Recent years have witnessed the intraductal carcinoma of the prostate(IDC-P) being a special subtype which has drawn the attention of Prof. Zeng Hao's team. The detection of IDCP in early prostate cancer, metastatic prostate cancer and mCRPC is closely related to treatment resistance and poor prognosis. There is no reports revealing that the detection of IDC-P in needle biopsy has clinical significance for high-risk localized prostate cancer.


After analyzing the puncture speicemens and radical specimens of 418 high-risk prostate cancer patients who received PR treatment in WCH from 2010 to 2017, we found that IDC-P puncture biopsy has clear linkage with several worse pathological features(Gleason Score 8-10, seminal vesicle invasion, pathological T stage) in radical specimens and is the independent prognostic indicator predicting worse survival outcome indicators. Based on that, we add IDC-P, an independent influential factor, to several current localized prostate cancer prognostic evaluation scales(D’Amico nomogram, GPSM score, CAPRA score, Partin table and Stephenson score) for predicting ability test. We found that IDC-P can greatly enhance predictive performance in all predictive scales. Built on all researching findings above, we can establish targeting and effective clinical treatment strategies in advance to enhance the overall efficacy of high-risk prostate cancer patients with IDC-P by taking advantage of IDC-P detection information in puncture specimens.


3.jpg


Abs117: the regular Gleason Score and innovative precise diagnosis of prostate cancer


With the development of the times, accurate assessment and treatment for tumor is crucial for patients's good prognosis. As a result, the interpreting of prostate cancer Gleason scoring system should follow the current trends and keep refining and improving. Prof. Wei Qiang's team, WCH engaged in an in-depth interpreting of prostate cancer pathological diagnosis score and conducted correlation study on three-levels of Gleason Score and the prognosis of patients with prostate cancer. In this way, clinicians can choose the most suitable treatment and more thorough prognosis judgment in terms of diagnose and treatment.
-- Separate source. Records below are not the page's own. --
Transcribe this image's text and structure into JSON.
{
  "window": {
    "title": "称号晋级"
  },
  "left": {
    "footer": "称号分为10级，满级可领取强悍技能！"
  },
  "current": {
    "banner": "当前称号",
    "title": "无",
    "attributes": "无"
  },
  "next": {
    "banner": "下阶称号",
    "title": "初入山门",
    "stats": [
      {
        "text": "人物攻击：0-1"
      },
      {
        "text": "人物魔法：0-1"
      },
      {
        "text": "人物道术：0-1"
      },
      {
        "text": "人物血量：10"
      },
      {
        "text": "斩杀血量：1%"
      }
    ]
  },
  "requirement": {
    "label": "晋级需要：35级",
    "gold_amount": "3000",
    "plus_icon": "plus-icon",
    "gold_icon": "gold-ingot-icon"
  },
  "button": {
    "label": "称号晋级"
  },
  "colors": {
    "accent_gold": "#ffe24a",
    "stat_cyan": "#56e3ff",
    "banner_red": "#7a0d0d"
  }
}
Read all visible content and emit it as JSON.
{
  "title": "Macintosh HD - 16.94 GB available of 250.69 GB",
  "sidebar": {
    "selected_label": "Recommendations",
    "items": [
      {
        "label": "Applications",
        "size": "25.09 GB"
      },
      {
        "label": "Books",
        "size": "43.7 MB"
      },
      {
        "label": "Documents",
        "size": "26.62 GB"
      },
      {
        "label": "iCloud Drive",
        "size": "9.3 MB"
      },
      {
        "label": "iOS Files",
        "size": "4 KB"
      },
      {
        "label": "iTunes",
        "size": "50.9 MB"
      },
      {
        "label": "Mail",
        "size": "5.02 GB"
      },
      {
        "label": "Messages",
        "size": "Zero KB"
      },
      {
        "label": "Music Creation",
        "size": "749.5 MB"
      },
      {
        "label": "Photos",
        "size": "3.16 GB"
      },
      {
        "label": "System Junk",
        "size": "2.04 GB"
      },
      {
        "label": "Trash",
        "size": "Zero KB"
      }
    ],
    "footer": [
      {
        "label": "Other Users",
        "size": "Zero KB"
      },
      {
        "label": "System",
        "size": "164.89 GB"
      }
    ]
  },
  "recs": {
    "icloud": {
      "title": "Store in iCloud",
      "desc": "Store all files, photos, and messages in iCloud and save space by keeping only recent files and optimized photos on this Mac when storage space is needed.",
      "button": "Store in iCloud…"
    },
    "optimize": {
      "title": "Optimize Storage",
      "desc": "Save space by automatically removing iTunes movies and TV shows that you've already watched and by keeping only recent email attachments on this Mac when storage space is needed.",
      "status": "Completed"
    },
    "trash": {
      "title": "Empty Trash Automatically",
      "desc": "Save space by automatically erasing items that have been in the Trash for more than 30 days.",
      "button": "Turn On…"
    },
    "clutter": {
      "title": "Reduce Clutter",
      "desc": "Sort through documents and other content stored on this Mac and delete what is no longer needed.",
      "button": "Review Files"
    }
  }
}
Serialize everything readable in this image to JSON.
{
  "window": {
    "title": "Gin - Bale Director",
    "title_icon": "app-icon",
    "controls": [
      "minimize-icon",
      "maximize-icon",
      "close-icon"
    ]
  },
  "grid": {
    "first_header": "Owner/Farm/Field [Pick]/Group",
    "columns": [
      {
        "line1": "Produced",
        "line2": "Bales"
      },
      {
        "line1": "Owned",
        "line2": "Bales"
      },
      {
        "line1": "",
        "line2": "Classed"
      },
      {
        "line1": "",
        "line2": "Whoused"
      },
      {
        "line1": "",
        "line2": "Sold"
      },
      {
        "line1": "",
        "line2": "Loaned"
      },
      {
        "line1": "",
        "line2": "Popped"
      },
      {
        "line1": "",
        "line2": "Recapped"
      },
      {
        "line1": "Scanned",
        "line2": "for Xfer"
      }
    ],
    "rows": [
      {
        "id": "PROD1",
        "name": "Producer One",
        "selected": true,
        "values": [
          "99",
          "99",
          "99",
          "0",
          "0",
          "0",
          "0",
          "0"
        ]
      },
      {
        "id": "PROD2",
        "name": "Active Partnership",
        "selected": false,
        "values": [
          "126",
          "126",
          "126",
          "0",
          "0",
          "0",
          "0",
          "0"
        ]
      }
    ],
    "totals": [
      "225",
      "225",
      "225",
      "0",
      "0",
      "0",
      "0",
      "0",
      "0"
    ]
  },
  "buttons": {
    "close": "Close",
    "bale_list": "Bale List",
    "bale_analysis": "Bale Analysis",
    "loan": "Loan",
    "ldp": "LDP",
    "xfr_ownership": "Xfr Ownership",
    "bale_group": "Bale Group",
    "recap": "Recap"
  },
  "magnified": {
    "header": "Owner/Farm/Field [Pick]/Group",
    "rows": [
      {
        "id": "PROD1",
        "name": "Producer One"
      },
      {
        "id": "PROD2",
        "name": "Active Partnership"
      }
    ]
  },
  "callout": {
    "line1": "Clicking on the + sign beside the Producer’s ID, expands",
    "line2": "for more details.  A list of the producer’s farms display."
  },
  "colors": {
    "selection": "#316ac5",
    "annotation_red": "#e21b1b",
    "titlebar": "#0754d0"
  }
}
Though this study needs more clinical data to supplement, it still can offer useful messages that a Gleason score of 5 in its three-levels is closely connected with patients' biochemical recurrence. This finding is crucial to patients with low-risk/high-risk prostate cancer because the appropriate systematic treatment strategies will increase patients' curability of tumor. Of course, just as the discussion in ASCO-GU, accurate diagnosis and treatment are closely related to patients, which is the priority of medical researchers and workers as well as Chinese patients.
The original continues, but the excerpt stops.